她连连摇头将锦盒递还给他,却又让他给推了回来。
“这个不算什么,只不过是身外之物罢了。”
原来他的消失不见是上街采买这些首饰,亮了商家眼睛也肥了老板的荷包。
“可是---”南方还想说什么,却叫冷烈不容反驳的眼神给堵了回来,看来是非收下不可了。但东西送到了,人总可以走了吧,人家还要洗澡呢!
冷烈从容的走到门前上了门栓。
“对不起,你可以走了---”南方不好意思的遮掩一下自己身上裸露的部分,指了指门。人家沐浴他还坐的四平八稳的,不快走?尤其他那双---眼睛,真恨不得把他的双眼蒙上。
“为什么我得走?你是我的还怕我看?”他唇角扬起邪邪的笑意,说着说着,竟开始动手褪自己的衣衫。
难不成他是想---南方瞪大一双水汪汪的眼眸,盯着冷烈利落的动作---
“冷烈!”她立即捂上自己的眼睛大喊。管他什么王爷,元帅,在她的眼里他只是一个冤家,一匹色狼。
冷烈早已经习惯她连名带姓的直呼他的名讳,但见她那急急的样子,就抑制不住的狂笑出声。

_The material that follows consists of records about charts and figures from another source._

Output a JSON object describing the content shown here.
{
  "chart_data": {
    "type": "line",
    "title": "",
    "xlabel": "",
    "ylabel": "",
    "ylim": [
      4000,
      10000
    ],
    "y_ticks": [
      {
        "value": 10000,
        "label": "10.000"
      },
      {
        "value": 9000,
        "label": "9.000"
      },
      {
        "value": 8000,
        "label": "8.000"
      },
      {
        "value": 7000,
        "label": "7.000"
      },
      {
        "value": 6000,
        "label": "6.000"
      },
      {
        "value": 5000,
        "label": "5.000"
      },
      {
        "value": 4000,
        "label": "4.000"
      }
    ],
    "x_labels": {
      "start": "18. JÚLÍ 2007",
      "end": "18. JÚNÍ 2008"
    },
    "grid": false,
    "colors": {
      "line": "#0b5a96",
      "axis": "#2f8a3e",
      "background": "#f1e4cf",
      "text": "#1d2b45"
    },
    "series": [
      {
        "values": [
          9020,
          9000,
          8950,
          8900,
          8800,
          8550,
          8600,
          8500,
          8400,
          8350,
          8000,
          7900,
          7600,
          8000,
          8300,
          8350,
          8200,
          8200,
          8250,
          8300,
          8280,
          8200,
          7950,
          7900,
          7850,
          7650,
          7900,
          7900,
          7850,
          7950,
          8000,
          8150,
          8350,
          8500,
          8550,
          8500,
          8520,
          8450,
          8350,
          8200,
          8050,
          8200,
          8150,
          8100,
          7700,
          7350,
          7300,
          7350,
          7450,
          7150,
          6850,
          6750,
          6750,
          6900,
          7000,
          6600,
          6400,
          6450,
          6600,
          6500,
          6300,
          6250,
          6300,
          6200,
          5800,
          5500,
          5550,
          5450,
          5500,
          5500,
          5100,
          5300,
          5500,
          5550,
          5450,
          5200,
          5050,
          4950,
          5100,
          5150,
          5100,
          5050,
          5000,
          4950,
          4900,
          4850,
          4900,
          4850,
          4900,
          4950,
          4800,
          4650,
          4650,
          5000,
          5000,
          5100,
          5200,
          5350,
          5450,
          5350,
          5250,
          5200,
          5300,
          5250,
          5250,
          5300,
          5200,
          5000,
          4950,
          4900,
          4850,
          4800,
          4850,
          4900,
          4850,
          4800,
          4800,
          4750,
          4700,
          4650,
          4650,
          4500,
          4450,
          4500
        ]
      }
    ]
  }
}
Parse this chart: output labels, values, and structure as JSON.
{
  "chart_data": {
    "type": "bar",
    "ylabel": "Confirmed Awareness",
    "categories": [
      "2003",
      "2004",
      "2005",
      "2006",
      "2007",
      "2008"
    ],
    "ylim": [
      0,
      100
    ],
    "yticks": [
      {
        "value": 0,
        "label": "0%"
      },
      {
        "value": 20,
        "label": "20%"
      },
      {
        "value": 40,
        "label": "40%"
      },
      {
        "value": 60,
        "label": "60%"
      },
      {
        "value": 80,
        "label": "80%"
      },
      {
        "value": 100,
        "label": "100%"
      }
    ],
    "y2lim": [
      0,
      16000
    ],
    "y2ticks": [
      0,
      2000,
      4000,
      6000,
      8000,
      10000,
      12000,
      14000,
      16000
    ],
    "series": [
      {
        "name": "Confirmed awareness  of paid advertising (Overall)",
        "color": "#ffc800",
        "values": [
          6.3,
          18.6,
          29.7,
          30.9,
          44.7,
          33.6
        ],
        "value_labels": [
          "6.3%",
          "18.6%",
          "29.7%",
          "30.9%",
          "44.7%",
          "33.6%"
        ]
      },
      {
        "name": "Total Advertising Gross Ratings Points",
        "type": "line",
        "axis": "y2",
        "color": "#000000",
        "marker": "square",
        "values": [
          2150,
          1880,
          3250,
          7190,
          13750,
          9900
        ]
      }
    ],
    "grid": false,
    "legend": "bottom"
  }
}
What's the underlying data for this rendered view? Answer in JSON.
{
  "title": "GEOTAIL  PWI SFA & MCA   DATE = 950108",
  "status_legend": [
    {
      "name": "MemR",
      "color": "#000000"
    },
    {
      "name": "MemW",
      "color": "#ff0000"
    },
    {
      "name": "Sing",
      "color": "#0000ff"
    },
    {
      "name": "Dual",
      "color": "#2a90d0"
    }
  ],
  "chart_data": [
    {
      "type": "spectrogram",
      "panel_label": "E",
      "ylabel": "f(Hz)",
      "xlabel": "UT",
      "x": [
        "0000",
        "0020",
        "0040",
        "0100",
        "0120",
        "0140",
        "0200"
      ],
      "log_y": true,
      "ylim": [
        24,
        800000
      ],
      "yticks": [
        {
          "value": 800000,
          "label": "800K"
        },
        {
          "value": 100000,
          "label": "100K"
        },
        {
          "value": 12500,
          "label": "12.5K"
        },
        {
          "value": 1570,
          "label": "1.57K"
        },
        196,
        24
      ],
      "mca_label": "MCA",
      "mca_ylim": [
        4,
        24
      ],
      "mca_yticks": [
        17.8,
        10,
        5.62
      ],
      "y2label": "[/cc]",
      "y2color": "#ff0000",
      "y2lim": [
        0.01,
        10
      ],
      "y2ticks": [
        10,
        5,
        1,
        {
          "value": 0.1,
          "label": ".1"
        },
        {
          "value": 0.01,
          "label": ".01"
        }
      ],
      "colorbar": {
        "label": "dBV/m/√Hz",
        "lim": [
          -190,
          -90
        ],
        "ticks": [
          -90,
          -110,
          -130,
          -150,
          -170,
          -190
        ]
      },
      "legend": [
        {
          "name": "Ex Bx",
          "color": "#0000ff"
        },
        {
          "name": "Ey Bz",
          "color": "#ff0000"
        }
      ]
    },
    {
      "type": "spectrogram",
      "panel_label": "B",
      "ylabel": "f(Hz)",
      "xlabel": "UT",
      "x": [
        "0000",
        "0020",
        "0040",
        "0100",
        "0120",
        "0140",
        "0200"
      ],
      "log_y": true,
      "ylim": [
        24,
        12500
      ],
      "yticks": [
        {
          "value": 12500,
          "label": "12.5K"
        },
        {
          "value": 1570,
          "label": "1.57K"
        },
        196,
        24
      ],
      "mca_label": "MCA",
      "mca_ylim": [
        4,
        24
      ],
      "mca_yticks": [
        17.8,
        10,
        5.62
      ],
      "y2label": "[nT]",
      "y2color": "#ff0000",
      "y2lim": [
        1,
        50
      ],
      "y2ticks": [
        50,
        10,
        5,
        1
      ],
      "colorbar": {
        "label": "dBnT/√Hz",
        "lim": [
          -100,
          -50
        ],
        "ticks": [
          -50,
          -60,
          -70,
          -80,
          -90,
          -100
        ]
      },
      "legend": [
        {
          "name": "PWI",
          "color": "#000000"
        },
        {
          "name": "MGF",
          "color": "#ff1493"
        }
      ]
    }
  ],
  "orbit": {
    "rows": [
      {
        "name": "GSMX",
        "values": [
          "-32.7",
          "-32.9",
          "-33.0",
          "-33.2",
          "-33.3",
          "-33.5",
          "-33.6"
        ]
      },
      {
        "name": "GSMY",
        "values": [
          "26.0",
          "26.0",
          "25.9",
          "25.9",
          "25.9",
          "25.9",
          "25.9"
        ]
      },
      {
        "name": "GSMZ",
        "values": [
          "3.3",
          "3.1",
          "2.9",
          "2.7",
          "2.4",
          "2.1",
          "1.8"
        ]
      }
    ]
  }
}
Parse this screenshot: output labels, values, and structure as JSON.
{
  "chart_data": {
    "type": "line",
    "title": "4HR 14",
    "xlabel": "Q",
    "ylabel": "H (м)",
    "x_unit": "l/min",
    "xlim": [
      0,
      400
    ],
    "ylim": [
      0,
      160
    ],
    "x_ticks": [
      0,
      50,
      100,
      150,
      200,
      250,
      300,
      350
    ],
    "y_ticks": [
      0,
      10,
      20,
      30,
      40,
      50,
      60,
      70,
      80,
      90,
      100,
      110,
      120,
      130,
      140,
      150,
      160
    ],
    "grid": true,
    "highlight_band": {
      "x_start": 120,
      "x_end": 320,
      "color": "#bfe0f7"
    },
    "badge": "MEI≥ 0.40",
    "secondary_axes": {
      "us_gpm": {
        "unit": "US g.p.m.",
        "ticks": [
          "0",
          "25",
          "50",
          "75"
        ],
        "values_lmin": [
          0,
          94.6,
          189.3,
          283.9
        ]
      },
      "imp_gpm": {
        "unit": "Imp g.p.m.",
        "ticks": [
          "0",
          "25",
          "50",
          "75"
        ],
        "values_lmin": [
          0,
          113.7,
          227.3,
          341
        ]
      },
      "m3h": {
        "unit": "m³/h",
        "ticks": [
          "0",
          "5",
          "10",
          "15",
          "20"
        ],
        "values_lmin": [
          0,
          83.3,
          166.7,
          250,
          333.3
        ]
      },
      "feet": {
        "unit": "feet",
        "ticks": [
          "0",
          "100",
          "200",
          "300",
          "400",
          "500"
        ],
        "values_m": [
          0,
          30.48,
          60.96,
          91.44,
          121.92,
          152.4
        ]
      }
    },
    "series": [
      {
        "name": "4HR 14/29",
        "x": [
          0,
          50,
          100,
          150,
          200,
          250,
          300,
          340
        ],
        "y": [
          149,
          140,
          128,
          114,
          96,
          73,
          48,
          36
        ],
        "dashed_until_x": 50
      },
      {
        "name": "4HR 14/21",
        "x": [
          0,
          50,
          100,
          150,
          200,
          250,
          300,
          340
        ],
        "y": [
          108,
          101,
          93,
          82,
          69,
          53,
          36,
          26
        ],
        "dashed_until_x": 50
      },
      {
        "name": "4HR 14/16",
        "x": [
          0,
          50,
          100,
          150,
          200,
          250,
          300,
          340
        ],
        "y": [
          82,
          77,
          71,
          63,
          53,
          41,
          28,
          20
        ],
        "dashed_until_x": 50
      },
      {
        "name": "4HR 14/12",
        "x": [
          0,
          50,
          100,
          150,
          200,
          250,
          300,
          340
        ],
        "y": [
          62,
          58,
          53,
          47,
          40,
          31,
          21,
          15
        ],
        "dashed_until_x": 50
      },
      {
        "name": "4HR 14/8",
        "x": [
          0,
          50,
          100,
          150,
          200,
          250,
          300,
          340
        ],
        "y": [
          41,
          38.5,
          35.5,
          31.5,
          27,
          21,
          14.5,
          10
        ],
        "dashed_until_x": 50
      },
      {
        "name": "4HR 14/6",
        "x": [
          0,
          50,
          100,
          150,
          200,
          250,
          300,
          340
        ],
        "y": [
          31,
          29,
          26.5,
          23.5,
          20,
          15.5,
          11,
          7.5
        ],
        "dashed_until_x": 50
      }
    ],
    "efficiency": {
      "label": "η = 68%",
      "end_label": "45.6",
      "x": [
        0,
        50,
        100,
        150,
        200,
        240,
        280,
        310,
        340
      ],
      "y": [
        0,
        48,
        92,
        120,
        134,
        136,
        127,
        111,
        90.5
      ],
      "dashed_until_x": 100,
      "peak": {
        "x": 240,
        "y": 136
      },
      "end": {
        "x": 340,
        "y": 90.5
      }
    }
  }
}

“夫人,我们是名正言顺的正牌夫妻,你可至于如此的害羞?”
一边说着,一边手也没听的脱了衣裳,往大木桶跨进去。
“过来。”冷烈看看身旁的空位,大方的邀请南方共享---
“谁理你啊?”她气呼呼的拿起外衣穿上,鼓着腮帮子就要扳开门栓走出去,但手才触及门时,就被冷烈闲适的言语给唤住了脚步。
“如果你想让人伺候着就尽管出去好了,相信我,那两个丫头肯定在外面待命。”吃定了她的保守,冷烈凉凉的应对。只是不解,让下人伺候沐浴更衣乃是稀松平常之事,她又何以如此的抗拒?